Le jardinier s’est longuement expliqué sur cette soirée du 17 août 2012, date à laquelle a disparu l’Anglaise Patricia Wilson. Sur un ton calme et posé, Jean-Louis Cayrou raconte à la barre du tribunal, face au président Cayrol, comment et pourquoi il se rend chez Patricia Wilson ce soir-là. Il veut ainsi simplement l’inviter à Najac, où se tient la traditionnelle fête votive. Sur le chemin qui mène à la maison de Patricia Wilson, il affirme croiser un C15 blanc: "J’ai eu peur qu’il me casse le rétroviseur, je me serre sur le bas-côté, je vois que c’est un C15 blanc avec derrière un bout de bâche noire qui traîne."

"Il est à peu près 21h50 et je vais taper à la porte. Je crie. Pas de lumière, c’est bizarre. C’est fermé à clé", poursuit-il, d’un ton neutre. Puis, il se rend dans la buanderie, le grenier de la maison, là où les enquêteurs vont trouver d’importantes traces de sang. Entre-temps, Jean-Louis Cayrou décrit avoir tenté d’allumer la lumière qui ne fonctionne plus puisque le courant de la maison a été coupé. Il dit butter sur des objets au sol. Il comprend alors qu’il ne s’agit pas de Patricia. "Je continue à me demander ce qu’il s’est passé là. Je me relève avec les mains poisseuses." Ce qu’il croyait être de la lessive liquide est en réalité du sang. Celui de Patricia Wilson.

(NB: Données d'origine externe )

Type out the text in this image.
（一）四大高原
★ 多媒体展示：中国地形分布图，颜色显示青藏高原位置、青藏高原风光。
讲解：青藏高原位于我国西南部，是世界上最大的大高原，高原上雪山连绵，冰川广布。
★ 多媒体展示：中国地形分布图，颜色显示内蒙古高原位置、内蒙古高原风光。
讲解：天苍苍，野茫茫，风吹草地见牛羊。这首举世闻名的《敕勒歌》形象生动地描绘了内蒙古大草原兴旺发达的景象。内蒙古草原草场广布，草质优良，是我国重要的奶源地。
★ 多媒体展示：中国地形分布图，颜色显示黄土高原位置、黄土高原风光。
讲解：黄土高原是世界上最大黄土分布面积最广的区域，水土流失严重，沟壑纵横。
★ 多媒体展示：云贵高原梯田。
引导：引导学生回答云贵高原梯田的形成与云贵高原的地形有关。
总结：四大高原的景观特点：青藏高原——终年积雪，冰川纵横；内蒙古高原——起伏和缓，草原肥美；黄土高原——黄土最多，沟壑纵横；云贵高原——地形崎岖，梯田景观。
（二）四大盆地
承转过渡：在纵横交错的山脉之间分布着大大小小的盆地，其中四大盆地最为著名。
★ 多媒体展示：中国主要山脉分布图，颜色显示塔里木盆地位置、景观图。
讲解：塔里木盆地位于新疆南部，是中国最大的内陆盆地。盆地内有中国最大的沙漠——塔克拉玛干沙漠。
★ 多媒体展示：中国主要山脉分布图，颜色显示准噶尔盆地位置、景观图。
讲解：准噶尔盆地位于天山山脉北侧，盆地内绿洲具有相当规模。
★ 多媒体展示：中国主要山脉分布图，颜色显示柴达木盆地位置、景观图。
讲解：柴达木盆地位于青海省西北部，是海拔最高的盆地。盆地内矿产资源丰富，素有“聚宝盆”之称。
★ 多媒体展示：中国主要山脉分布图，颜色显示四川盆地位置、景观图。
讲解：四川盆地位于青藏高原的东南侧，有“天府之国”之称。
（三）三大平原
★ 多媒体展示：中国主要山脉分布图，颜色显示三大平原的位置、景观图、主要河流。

Devant le tribunal, Jean-Louis Cayrou confie être allé chercher une lampe frontale dans sa voiture. Puis, il décide de fouiller la maison à la recherche de la victime. "Je me dis qu’il faut que je sorte de cette maison, j’étouffe, j’ai du mal à réfléchir", plaide Jean-Louis Cayrou qui quitte peu après l’endroit du crime et rentre chez lui, dans sa caravane à Campels. Devant les juges, il donne cette version des faits durant un peu plus d’une heure trente. Se contredisant bien des fois, ajoutant de nouveaux éléments par rapport à ses précédentes déclarations.

"Vous n’avez pas entendu? Je suis in-no-cent!"

Pourquoi tant de versions contradictoires l’interroge le président Régis Cayrol ? "J’ai eu peur. Vous connaissez, la poule qui chante c’est la poule qui a pondu l’œuf. C’est moi qui a trouvé le sang on va dire que c’est moi le coupable", répond Cayrou. "Ne pensez-vous pas que cette peur qui vous empêche d’agir peut porter un autre nom?", le questionne le président. "Je suis terrorisé? -Non, c’est de la lâcheté", assène Régis Cayrol. L’avocate générale, Manon Brignol, après avoir démonté les théories du complot de Jean-Louis Cayrou, l’interpelle: "J’ai une dernière question. J’aimerais savoir ce que vous avez fait du corps de Mme Wilson?".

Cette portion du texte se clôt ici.